What they are actually for

Pull back and the same capability is doing the work in several places at once. A world model that can roll an environment forward convincingly is what lets you generate video that holds together over time, train a self-driving car against millions of simulated miles it never had to drive, and bring a factory robot up to competence in simulation before it touches a real production line, all of which are the same trick of practising in a learned world where mistakes are cheap.

The one claim in this neighbourhood worth handling carefully is that a video generator like Sora is itself a world model. OpenAI has framed its video models as world simulators, and the framing is not unreasonable, since to generate a coherent clip you do have to model something about how scenes evolve. But it is contested rather than settled: critics, LeCun among them, point at the physics violations that still slip through, objects that pop into existence or float free of gravity or fail at object permanence, as evidence that a model can produce a plausible-looking video while not actually having a stable model of the world underneath. It is the cleanest illustration of the open question these notes keep circling, which is whether predicting the surface of the world well is the same thing as understanding it, or only a very good imitation of doing so.

Takeaway

The thread running through all of it is the bet that the next big capability comes from models that carry a runnable simulator of the world rather than a description of it, and that you can then have them learn by acting inside that simulator instead of inside reality. The 2018 paper is the clean statement of the idea, vision compresses, memory predicts a distribution over what comes next, a tiny controller acts, and the agent can be severed from the real environment once the simulator is good enough. Everything since has been an attempt to scale that from toy games toward something general, with World Labs building the space, General Intuition and DeepMind building the agents that act in it, NVIDIA building the data factory underneath, and the humanoid companies trying to stand the whole stack up on two legs.

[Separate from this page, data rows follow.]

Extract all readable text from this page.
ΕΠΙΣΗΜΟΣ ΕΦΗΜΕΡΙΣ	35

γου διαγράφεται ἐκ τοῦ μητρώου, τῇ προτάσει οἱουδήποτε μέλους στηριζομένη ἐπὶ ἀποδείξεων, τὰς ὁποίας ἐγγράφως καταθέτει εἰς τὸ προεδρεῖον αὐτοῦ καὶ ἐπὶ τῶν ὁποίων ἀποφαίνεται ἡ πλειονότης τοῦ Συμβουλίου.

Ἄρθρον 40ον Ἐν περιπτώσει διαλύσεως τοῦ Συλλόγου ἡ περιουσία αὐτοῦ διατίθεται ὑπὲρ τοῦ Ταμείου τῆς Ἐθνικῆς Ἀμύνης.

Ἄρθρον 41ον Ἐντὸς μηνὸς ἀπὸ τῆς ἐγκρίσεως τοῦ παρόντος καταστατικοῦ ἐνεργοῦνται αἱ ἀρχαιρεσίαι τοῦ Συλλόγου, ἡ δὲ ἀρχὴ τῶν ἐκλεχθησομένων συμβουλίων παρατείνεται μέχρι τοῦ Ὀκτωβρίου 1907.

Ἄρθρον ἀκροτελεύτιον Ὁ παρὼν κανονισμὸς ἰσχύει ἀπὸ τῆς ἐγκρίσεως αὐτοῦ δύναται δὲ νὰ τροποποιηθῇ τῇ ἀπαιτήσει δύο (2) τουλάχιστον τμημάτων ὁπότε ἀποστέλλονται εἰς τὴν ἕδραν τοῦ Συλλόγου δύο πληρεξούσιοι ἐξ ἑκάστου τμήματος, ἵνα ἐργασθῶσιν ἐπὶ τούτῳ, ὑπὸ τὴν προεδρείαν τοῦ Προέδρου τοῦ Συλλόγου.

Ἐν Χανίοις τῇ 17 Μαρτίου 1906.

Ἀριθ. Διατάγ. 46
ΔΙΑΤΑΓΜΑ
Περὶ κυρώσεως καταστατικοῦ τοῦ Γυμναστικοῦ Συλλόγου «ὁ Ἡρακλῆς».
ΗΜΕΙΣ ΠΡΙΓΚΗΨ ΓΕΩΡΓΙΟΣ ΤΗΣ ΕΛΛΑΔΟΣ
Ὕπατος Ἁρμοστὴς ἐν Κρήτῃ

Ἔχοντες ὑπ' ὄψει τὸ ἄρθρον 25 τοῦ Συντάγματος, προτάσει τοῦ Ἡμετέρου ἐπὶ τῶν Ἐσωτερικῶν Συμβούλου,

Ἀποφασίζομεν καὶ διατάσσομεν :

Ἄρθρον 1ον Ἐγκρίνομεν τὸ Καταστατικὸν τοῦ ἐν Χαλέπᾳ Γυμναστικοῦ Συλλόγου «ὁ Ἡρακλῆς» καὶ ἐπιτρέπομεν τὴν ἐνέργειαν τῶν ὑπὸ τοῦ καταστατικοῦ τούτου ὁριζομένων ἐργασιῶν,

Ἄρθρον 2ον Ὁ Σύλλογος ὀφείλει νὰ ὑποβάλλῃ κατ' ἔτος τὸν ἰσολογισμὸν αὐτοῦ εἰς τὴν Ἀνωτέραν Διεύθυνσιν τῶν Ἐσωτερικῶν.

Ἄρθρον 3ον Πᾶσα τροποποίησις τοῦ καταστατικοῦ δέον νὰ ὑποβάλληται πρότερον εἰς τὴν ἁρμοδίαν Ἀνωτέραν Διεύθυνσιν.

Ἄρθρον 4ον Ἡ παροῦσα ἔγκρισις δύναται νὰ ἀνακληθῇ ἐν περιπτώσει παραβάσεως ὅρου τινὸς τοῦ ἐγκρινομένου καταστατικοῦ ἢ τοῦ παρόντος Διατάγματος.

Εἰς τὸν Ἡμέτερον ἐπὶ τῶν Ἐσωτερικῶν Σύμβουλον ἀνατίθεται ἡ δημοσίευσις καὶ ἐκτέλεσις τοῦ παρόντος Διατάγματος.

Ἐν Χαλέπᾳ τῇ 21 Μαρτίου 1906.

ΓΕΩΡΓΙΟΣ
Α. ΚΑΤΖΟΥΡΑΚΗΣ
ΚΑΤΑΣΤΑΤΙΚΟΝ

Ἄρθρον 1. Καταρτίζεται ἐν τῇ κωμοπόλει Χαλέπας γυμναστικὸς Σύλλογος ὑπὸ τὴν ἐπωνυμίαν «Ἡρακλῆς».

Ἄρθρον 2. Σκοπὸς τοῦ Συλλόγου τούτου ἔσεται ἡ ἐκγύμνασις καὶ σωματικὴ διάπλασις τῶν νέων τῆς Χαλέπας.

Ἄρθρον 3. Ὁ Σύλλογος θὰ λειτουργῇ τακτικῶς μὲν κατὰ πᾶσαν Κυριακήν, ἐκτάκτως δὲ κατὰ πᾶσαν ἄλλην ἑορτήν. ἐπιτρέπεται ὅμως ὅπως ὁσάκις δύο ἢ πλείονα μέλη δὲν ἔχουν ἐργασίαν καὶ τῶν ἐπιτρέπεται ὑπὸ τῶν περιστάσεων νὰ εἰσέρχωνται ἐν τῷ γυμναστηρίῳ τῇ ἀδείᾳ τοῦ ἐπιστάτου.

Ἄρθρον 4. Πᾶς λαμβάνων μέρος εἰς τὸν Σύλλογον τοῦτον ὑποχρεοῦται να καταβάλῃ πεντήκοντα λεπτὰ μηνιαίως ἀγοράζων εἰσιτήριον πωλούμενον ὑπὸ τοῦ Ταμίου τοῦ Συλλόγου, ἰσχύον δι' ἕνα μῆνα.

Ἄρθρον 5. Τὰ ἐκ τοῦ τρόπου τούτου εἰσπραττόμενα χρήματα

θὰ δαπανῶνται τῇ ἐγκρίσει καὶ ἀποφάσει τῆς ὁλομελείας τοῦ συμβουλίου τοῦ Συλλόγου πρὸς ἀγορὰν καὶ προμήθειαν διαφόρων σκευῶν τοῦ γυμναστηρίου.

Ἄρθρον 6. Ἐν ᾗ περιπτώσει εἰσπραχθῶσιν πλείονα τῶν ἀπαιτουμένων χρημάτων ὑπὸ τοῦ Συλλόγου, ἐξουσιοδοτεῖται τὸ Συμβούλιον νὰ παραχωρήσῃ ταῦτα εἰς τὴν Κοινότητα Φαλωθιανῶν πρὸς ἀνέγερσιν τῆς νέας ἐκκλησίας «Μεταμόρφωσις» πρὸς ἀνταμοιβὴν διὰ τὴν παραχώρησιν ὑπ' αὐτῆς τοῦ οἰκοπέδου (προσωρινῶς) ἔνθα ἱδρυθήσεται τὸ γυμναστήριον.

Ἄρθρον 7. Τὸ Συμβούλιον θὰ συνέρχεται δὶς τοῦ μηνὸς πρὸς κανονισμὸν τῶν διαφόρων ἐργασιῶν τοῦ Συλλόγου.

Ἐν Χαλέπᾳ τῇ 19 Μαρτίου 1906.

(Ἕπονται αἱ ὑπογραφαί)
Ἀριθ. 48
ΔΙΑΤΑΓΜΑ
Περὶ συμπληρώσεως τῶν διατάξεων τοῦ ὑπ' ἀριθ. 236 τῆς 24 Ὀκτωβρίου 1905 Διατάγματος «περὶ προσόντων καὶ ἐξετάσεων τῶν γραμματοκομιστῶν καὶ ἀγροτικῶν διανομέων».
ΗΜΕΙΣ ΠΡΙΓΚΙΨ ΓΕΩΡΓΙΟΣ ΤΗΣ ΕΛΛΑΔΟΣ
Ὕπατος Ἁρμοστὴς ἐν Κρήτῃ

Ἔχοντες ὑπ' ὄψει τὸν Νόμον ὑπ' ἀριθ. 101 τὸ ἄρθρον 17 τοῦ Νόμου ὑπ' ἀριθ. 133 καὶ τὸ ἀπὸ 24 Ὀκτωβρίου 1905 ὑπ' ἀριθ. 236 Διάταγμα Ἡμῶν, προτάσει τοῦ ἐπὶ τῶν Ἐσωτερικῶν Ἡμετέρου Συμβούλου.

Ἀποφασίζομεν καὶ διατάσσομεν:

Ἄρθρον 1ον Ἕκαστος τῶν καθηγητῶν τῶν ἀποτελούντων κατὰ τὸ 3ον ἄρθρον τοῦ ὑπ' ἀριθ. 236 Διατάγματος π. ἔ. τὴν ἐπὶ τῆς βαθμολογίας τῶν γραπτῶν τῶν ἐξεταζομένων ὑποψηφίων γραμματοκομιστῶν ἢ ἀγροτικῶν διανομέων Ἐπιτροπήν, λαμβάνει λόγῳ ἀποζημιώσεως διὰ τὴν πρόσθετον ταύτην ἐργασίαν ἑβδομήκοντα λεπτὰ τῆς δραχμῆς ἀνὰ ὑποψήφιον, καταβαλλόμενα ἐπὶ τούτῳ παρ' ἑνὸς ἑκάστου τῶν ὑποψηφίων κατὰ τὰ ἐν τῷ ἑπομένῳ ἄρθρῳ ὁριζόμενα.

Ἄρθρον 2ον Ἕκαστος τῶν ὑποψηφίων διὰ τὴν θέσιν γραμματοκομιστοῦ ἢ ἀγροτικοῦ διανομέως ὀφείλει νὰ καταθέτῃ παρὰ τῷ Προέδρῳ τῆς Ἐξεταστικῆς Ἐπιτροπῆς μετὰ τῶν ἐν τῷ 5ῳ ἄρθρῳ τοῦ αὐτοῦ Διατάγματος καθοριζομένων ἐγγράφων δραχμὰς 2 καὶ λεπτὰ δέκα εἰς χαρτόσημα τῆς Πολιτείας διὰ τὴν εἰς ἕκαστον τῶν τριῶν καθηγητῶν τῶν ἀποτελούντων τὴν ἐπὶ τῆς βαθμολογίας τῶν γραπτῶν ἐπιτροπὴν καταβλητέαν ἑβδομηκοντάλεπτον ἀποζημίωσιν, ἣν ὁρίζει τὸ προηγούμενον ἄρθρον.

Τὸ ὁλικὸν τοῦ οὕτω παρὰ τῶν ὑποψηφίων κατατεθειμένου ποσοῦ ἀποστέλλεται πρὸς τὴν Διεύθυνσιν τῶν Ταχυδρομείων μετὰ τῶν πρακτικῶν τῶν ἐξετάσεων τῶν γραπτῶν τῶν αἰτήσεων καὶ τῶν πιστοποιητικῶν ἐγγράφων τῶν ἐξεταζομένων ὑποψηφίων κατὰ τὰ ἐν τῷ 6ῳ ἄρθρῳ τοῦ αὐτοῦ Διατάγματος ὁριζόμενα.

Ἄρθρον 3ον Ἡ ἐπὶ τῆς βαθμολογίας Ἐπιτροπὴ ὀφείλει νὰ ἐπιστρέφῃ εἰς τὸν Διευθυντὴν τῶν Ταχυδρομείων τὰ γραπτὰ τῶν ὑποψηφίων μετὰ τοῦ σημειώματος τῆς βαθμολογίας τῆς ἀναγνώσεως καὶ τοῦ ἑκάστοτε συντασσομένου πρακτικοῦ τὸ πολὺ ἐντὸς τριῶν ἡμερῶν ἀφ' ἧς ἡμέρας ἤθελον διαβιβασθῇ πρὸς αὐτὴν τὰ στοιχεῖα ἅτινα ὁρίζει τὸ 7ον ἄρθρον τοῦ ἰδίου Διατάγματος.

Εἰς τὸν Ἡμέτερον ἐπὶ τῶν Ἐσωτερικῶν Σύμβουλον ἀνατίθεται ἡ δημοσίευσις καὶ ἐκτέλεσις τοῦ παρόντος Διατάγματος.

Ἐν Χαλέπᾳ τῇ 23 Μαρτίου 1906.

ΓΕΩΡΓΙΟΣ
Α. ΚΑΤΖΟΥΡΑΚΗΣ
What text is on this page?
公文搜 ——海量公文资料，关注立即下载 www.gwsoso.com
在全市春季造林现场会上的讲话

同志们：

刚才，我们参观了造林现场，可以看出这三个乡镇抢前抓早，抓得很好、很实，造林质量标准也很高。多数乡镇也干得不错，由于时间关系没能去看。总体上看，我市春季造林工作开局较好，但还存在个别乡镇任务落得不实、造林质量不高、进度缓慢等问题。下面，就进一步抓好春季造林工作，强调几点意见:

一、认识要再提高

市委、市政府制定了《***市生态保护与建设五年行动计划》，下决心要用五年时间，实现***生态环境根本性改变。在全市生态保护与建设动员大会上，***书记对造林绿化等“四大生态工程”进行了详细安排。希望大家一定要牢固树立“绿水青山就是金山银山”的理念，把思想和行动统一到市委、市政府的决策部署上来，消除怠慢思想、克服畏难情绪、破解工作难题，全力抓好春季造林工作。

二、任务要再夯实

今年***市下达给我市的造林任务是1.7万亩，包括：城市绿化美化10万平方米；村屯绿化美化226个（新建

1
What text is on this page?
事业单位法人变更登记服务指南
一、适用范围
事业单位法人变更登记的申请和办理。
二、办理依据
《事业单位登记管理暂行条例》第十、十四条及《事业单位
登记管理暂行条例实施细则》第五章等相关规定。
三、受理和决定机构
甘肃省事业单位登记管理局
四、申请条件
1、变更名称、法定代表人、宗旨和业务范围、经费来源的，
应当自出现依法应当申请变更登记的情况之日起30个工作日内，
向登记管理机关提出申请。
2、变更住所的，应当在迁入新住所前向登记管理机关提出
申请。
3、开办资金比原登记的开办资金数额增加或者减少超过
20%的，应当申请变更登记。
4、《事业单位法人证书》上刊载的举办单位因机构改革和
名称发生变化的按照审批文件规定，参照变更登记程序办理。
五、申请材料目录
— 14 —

Whether it gets to the generality that made language models a foundation rather than a collection of bespoke simulators is genuinely not yet known, and the Sora debate is a fair warning that fluent prediction can outrun real understanding for a good while before the gap shows. But of the directions on offer it is the one that most resembles how a person actually comes to know the world, by building a model of it and rehearsing inside, and that resemblance is reason enough to keep watching where it goes.